“O Brasil está sendo governado por um bando de maluco”!

Esta frase foi proferida pelo ex-presidente da República, Luiz Inácio Lula da Silva durante “entrevista exclusiva” concedida aos jornais Folha de S. Paulo e El País (Espanha), no último dia 26, na sede da Polícia Federal em Curitiba onde está preso desde abril do ano passado.

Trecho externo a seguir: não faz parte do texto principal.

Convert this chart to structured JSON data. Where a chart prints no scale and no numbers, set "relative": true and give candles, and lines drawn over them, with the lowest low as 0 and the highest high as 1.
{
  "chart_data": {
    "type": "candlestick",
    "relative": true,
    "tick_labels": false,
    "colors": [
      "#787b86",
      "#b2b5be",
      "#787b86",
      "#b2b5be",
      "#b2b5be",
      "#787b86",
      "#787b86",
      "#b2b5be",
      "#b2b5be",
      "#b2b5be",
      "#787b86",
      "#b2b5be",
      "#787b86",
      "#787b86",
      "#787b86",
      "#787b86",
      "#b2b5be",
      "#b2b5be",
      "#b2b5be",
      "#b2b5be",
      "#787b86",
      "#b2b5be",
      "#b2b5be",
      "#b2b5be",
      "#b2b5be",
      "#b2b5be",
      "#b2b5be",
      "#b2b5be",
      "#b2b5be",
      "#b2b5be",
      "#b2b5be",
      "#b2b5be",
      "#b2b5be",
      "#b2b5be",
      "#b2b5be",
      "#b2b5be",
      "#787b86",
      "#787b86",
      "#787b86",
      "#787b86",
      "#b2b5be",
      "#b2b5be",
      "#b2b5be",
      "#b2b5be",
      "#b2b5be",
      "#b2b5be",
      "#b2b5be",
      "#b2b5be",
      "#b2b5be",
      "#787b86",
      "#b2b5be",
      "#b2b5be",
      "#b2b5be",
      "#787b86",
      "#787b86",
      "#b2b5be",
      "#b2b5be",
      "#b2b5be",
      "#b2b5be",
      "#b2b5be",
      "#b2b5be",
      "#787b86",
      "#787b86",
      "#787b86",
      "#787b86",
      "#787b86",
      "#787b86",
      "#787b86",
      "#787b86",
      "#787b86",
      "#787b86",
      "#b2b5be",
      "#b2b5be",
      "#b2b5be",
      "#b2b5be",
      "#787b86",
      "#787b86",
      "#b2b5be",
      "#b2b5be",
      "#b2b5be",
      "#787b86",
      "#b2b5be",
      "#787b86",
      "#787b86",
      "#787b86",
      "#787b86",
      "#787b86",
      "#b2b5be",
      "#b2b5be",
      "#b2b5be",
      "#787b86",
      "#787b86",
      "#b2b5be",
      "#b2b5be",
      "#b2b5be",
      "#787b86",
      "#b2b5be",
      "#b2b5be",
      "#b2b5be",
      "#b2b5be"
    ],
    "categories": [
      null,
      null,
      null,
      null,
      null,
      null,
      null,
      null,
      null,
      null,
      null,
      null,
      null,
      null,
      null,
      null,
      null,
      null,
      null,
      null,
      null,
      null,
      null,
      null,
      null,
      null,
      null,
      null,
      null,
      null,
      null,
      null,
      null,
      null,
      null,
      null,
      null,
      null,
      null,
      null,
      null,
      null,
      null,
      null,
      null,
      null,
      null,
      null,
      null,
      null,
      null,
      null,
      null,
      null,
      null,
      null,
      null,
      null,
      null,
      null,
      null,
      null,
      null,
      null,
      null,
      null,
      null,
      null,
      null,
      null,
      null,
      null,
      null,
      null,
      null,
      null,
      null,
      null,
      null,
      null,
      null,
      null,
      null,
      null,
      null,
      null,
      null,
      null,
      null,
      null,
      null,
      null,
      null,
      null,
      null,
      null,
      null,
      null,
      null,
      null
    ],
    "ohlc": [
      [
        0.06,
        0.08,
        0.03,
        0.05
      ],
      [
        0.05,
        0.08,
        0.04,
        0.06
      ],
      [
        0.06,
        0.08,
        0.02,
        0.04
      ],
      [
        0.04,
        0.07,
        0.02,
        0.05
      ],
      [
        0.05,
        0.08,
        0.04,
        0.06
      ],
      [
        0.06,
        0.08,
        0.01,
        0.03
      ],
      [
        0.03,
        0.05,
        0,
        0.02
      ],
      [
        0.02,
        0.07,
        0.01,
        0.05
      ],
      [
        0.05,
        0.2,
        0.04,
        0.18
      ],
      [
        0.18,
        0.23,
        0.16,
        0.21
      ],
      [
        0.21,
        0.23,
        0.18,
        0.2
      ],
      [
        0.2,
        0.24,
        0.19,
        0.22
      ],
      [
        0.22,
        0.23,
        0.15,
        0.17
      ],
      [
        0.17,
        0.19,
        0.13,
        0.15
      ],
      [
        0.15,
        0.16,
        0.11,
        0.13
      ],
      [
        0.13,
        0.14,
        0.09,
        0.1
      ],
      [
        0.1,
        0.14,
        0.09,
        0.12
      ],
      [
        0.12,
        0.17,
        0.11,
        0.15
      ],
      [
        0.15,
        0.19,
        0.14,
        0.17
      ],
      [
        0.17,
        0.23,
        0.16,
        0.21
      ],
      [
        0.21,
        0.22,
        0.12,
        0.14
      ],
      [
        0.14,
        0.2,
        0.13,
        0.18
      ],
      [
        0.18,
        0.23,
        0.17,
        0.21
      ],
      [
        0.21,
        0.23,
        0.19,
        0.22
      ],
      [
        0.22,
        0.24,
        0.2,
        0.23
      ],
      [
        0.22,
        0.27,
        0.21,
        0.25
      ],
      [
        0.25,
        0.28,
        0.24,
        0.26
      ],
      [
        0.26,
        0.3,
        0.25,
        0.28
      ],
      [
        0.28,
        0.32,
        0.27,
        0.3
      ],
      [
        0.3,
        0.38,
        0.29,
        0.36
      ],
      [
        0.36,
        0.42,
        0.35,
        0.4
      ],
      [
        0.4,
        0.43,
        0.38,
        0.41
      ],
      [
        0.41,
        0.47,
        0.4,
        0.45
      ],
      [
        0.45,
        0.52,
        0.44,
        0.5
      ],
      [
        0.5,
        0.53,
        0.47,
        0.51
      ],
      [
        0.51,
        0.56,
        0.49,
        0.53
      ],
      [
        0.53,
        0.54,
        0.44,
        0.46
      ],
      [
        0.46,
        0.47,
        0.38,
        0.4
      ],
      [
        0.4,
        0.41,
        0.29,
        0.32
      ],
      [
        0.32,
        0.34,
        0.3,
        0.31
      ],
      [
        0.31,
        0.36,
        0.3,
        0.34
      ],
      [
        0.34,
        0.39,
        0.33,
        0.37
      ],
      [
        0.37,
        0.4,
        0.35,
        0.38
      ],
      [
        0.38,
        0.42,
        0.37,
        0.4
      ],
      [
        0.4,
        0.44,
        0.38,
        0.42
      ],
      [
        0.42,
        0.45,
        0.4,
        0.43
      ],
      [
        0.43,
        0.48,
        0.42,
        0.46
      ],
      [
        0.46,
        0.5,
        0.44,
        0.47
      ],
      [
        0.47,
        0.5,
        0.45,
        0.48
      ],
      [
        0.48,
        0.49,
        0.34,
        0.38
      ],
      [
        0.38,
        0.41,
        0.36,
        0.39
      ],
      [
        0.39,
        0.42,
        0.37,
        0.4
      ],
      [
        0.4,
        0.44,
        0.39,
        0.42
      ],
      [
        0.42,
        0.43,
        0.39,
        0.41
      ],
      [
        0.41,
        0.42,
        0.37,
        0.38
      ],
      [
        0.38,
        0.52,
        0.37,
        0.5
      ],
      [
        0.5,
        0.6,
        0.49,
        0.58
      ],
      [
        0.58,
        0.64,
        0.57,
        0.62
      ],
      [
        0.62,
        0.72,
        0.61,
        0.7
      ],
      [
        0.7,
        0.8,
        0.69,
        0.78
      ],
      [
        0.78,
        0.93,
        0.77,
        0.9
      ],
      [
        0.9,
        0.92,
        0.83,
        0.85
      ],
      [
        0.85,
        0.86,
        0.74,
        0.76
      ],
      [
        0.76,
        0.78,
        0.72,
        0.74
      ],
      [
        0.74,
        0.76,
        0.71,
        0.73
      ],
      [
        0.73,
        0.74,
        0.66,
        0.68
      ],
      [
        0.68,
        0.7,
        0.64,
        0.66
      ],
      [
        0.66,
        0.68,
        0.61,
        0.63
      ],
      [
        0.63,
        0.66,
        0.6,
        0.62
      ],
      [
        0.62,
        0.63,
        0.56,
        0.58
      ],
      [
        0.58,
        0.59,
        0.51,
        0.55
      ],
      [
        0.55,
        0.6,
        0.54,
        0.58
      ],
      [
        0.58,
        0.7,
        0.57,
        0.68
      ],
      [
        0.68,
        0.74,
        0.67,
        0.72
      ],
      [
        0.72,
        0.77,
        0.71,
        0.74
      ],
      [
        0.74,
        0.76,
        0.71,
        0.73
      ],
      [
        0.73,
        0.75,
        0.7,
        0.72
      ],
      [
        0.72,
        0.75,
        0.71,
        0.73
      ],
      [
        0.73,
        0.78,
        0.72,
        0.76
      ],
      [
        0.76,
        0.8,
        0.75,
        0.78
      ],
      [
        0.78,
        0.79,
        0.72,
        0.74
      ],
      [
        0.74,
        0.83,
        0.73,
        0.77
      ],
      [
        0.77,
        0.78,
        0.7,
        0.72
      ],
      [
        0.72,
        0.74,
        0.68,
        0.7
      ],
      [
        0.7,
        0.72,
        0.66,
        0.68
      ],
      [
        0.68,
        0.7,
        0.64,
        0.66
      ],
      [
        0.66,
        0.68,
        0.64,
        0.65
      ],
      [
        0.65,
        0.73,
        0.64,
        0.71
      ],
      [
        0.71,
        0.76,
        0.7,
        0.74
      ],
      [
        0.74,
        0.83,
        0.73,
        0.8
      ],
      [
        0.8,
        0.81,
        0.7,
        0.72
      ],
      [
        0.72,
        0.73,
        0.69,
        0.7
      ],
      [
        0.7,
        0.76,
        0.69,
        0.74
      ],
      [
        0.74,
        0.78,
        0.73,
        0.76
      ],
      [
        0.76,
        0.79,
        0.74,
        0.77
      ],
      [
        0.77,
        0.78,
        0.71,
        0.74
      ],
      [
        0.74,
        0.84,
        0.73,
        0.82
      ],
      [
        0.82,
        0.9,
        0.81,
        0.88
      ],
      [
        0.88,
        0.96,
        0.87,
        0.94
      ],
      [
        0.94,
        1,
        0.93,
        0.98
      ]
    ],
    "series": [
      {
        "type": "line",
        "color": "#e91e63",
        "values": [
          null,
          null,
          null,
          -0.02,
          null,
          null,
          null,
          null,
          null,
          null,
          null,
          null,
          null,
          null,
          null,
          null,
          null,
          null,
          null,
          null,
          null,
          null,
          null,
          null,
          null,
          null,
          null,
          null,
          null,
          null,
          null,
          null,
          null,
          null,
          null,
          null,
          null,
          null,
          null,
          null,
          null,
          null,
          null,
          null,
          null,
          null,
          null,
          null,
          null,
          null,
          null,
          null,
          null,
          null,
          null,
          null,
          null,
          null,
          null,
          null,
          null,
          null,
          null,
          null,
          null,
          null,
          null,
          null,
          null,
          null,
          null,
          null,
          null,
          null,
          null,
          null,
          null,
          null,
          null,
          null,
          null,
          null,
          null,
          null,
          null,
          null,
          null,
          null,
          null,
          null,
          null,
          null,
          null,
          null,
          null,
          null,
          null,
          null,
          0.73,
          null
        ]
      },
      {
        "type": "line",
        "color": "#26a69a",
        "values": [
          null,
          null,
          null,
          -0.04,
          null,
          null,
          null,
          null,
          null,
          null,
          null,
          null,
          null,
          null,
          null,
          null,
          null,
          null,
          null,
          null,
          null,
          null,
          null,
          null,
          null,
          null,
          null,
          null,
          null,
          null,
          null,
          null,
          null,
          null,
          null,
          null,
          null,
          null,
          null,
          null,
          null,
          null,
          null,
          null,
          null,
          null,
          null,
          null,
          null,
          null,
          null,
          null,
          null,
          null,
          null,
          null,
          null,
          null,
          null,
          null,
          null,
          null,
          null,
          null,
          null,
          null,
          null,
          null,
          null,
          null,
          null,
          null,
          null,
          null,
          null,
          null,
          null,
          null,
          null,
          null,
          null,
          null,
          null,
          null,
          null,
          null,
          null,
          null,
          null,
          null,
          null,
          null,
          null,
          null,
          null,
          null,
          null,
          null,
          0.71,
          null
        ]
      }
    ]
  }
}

A entrevista aos dois jornais foi autorizada pelo Presidente do Supremo Tribunal Federal, Dias Toffoli, no último dia 8. Posteriormente, a Polícia Federal, no dia 25, tentou reverter a decisão do presidente do tribunal para permitir que jornalistas de outros veículos pudessem, também, assistir à entrevista. Mas o Ministro Ricardo Lewandowski, do STF, negou autorização alegando ser a iniciativa uma “franca extrapolação dos limites da autorização judicial em questão”. A entrevista foi concedida após os jornais em questão terem entrado com uma ação naquele órgão supremo.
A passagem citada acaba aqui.